On 18/06/08 10:41 PM Teus Benschop wrote:
Neil Mayhew wrote:
I'm not sure this should be a requirement of the build process. git
needs to be on the machine where bibledit will run, but as far as I
can tell it's not needed to build bibledit. So I don't think the
configure script should require it.
Without the git program bibledit is rather crippled. For that reason
the ./configure script checks that git is there. The configure script
also check that zip is there, and tee, and unzip and gzip, and so on,
a whole lot of dependencies that are not needed to build, but are
required for proper operation of Bibledit.
I agree, but I don't think that configure is the right place to do it.
Git is required at ./configure stage, because I am afraid that if
this would not be done there would be people who just install it
without git, and forget about the rest being lazy, and then make
support calls saying this or that functionality does not work, and
what to do.
Again, I see your point, but configure doesn't entirely solve the
problem. It does, for people building from source and installing on
the same machine, but hopefully this will become quite rare as
Bibledit becomes packaged (and kept up-to-date) for various systems.

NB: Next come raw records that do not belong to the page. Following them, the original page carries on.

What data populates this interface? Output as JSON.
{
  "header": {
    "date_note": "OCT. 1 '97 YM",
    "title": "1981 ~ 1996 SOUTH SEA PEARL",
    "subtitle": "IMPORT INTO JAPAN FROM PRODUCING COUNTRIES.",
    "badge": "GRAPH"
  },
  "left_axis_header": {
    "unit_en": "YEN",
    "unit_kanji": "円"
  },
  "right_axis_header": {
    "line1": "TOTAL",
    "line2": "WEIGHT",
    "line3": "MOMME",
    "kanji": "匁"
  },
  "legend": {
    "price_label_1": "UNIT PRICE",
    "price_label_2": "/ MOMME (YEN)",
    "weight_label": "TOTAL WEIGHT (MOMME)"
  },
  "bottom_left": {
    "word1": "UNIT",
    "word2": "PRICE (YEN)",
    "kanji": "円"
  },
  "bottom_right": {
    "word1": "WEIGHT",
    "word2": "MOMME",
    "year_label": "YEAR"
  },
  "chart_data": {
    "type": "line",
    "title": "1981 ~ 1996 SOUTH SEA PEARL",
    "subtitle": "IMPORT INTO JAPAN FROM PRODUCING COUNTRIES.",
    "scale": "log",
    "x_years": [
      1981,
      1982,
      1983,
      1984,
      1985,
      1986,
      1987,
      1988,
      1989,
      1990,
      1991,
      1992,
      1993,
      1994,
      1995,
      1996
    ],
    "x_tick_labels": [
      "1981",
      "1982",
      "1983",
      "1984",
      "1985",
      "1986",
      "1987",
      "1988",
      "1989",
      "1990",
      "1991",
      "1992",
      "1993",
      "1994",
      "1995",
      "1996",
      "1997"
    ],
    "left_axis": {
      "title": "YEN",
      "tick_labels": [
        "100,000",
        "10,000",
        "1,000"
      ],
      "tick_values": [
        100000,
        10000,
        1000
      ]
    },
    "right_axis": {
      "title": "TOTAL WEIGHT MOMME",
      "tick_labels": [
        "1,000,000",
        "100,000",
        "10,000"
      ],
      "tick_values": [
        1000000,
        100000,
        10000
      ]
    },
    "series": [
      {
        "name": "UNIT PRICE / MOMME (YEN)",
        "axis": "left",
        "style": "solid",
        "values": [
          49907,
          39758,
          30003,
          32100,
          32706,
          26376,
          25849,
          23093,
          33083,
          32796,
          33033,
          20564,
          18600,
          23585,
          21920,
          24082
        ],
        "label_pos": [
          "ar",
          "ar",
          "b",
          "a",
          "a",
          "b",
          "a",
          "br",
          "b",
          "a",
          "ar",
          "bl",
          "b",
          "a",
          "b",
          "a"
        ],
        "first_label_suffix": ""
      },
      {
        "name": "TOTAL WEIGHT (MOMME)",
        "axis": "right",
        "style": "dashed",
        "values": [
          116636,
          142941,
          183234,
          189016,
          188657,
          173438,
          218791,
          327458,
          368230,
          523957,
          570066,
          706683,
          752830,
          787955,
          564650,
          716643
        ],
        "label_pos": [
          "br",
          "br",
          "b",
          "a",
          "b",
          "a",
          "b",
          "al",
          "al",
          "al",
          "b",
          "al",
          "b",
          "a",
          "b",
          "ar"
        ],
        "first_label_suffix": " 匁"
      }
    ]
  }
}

However, it doesn't solve the problem for someone who is given a
binary from a friend, or who copies it to one of their other
computers, or who subsequently removes one of the necessary packages
(like git) from their system.
I think it would be much better to have a check in Bibledit at
startup, so that it refuses to run if git, zip, tee, gzip etc. aren't
there. You can do that like this:
if (system("which git") != 0 || system("which zip") != 0 || ... )
refuseToRun();
You could, of course, factor that into a subroutine that takes an
array of command names and returns a single result.